Il nous semble intéressant de partager avec vous une réflexion menée en multi-disciplinarité lors de la participation du Cefem au Colloque « Rencontre de l’autonomie et du maintien à domicile » organisée par le SISD Bruxelles le 22 novembre dernier.

Cette réflexion concerne la question du maintien à domicile d’un patient sous statut palliatif, avec la volonté de respecter son autonomie.

Historiquement le Cefem s’est essentiellement centré sur les formation en MR et MRS et en hôpital.  De plus en plus il nous parvient des demandes d’intervention auprès d’Asbl diverses et variées dont les membres ne sont pas des professionnels de la santé stricto sensu mais qui ont tous en  commun d’être impliqués dans l’accompagnement de personnes âgées ou en fin de vie, que celles-ci soient en institution ou à domicile.

Autonomie, maintien à domicile et soins palliatifs sont trois notions qui s’imbriquent et doivent être abordées ensemble. Nous allons les parcourir une à une et les faire se rencontrer.

Parler d’autonomie quand tout va bien, cela ne pose pas de problème. Dans cette situation – quand tout va bien – il est possible d’exercer tous ses droits, pour autant qu’on les connaisse, et de profiter de toutes ses libertés. Et quand bien même on ne les connaitrait pas, il est possible, quand on est autonome et indépendant, de se renseigner, d’aller chercher de l’information, des conseils, de l’aide … La notion d’autonomie d’une personne en bonne santé est bien compréhensible, elle ouvre à tous les possibles, tenant compte d’un environnement présentant, comme partout et toujours, des contraintes.

Là où cela se complique, c’est effectivement quand cela va moins bien, que certaines contraintes plus évidentes apparaissent. Certains diront que l’autonomie n’est pas synonyme d’indépendance, mais qu’elle représente la capacité à gérer les dépendances.

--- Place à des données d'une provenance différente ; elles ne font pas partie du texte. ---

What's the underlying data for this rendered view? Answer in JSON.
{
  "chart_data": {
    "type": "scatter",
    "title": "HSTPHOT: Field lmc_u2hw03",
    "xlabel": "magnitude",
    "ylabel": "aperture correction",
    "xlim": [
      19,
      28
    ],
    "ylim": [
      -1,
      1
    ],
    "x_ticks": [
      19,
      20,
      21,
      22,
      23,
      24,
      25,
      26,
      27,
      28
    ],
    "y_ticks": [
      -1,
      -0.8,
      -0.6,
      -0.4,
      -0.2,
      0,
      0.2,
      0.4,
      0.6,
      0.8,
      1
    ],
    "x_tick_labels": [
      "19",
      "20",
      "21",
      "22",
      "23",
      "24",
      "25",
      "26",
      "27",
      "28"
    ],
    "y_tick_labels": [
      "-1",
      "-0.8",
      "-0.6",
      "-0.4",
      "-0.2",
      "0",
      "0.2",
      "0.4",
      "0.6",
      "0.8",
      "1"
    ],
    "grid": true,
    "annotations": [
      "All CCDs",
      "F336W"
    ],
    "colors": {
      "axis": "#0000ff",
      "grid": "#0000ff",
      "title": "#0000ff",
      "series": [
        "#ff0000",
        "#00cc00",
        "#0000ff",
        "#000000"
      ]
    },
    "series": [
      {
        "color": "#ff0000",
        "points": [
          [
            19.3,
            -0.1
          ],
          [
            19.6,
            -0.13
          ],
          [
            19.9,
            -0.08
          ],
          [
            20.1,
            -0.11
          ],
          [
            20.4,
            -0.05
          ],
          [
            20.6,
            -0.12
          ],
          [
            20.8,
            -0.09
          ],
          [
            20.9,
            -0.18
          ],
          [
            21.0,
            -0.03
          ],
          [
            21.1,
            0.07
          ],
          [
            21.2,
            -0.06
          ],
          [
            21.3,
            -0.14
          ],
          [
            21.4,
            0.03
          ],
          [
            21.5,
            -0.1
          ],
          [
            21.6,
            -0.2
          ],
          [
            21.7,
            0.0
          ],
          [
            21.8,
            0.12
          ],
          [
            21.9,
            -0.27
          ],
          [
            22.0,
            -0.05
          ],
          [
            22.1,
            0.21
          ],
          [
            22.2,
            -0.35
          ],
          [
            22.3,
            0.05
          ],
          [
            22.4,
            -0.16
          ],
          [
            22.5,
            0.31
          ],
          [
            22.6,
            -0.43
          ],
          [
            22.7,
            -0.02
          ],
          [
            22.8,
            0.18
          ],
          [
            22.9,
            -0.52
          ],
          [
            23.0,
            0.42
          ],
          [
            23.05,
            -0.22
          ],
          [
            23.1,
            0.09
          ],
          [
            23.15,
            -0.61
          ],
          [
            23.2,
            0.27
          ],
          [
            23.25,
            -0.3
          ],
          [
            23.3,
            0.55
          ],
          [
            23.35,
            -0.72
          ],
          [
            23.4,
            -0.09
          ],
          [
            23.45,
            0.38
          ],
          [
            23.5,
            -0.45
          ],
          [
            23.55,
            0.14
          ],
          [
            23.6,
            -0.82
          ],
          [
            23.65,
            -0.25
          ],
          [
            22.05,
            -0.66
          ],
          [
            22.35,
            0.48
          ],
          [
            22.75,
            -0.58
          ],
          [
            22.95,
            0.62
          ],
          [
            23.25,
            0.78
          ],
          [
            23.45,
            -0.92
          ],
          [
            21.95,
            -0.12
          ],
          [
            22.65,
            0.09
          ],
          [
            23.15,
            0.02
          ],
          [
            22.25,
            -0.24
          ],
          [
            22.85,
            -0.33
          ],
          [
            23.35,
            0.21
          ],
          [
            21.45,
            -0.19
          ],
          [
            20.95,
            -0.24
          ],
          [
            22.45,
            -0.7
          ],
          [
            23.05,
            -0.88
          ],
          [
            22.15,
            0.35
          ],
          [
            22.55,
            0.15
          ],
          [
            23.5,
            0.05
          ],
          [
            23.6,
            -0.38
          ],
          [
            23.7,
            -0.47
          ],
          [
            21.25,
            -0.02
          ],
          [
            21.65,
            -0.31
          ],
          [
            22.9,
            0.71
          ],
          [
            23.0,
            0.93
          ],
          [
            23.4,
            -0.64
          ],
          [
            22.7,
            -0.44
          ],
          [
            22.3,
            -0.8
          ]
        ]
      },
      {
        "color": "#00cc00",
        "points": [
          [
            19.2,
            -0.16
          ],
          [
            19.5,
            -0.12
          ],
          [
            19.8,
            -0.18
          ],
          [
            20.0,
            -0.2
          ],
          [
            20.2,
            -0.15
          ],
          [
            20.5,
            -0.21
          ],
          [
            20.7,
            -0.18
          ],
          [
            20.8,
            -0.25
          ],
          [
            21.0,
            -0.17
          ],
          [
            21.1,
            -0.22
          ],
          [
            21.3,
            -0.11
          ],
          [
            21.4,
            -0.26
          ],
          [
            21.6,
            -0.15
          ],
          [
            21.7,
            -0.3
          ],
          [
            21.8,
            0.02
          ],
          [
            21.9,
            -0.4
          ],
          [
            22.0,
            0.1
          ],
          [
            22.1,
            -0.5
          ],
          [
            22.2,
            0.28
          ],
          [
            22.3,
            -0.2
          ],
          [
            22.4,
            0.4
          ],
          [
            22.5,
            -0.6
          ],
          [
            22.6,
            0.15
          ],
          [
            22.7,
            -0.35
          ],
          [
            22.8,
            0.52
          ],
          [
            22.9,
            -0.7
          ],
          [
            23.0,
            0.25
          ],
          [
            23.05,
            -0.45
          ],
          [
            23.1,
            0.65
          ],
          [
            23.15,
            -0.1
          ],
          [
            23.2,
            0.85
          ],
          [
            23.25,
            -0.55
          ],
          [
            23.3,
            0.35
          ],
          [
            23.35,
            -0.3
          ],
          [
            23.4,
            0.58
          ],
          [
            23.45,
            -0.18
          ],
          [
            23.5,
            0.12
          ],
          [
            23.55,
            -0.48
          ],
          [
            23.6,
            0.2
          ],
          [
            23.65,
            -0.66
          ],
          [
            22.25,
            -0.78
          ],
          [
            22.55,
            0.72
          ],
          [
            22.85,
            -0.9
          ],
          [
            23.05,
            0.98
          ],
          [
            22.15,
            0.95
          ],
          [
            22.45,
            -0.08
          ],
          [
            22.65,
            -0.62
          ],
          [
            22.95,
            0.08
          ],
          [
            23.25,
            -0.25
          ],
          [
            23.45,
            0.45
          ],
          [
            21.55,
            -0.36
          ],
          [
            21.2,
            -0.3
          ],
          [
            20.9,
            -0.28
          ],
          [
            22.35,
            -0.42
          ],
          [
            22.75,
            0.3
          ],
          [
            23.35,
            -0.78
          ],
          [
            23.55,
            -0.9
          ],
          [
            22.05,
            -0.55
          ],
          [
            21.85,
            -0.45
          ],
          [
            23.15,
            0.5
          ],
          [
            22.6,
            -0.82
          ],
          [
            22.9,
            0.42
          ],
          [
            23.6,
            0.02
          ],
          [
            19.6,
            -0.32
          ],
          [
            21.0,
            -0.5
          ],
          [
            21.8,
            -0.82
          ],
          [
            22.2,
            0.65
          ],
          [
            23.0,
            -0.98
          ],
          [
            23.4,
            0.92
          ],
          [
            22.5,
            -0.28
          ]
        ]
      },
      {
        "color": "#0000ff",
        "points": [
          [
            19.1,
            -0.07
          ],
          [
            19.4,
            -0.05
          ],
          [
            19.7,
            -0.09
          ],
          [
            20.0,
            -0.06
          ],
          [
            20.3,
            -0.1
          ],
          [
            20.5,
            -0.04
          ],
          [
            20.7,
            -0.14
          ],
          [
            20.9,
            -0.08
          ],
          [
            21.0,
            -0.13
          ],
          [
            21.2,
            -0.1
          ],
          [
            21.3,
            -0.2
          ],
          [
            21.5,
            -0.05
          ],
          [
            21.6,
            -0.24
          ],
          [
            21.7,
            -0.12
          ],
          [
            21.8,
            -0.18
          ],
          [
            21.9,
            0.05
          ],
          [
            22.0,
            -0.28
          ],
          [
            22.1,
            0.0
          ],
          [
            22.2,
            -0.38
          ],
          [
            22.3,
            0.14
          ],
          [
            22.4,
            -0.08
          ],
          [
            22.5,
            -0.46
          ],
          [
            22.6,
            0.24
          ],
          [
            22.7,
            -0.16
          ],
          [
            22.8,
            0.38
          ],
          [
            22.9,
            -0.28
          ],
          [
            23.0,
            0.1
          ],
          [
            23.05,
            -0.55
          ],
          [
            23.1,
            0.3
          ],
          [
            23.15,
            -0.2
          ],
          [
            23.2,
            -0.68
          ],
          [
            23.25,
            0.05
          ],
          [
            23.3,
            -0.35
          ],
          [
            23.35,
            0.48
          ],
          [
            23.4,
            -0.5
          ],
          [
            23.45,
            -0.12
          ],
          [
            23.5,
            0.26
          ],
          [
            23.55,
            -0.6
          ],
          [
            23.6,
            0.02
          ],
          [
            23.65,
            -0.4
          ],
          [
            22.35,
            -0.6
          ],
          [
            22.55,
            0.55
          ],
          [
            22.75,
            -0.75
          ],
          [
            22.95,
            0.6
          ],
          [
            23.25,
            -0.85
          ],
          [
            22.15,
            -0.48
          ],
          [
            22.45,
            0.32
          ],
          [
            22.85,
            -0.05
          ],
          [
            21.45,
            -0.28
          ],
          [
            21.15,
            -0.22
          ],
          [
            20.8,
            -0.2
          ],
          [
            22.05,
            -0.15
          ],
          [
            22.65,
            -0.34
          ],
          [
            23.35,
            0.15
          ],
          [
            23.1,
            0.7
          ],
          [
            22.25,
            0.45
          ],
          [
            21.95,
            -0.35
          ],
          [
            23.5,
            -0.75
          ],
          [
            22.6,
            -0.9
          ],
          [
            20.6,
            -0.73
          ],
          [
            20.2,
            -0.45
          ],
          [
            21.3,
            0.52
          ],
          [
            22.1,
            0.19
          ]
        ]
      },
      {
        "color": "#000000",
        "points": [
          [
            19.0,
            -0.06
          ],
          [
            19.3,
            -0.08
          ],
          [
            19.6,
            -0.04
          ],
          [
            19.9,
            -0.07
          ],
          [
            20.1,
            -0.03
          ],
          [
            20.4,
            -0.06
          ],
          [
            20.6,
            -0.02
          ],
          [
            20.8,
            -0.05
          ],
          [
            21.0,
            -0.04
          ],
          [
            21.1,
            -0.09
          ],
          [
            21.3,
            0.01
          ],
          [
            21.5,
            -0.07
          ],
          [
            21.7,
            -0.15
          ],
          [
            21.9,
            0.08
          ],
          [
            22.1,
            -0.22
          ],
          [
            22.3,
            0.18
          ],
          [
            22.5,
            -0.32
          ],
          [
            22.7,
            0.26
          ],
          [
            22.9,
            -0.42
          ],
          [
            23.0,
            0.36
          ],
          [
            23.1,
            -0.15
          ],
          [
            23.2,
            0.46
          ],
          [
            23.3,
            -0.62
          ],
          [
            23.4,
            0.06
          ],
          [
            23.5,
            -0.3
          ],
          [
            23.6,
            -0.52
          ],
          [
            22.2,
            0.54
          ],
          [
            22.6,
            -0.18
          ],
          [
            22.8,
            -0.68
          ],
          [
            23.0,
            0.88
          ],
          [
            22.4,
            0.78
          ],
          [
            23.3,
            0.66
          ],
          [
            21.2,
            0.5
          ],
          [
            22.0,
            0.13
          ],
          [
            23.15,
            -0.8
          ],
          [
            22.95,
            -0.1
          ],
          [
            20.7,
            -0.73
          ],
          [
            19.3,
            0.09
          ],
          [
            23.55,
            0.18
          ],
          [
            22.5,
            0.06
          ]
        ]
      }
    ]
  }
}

Il appartient donc  à chacun d’avoir une réflexion personnelle  quand il s’agit de vouloir assister une personne en perte d’autonomie : sur quel type de dépendance vais-je intervenir ? Mon intervention est-elle adaptée, ajustée à ce type de dépendance ? Est-ce que je ne dépasse pas le cadre de ce qui m’est demandé, même si c’est par souci de bien faire ? …

Lorsque l’on intervient auprès d’une personne en perte d’autonomie, il est important que chaque professionnel ou non professionnel, réfléchisse au cadre de son intervention pour respecter le bénéficiaire d’une part, et ne pas être trop « interventionniste », mais aussi parce que chaque intervenant a des compétences propres, qu’il importe de respecter pour maintenir la qualité de chaque prise en charge  concernée.

La décision du maintien à domicile d’une personne qui est en perte d’autonomie, nécessite donc de faire un bilan au préalable, mais aussi des réévaluations régulières de la part de chacun, et ce sur plusieurs plans.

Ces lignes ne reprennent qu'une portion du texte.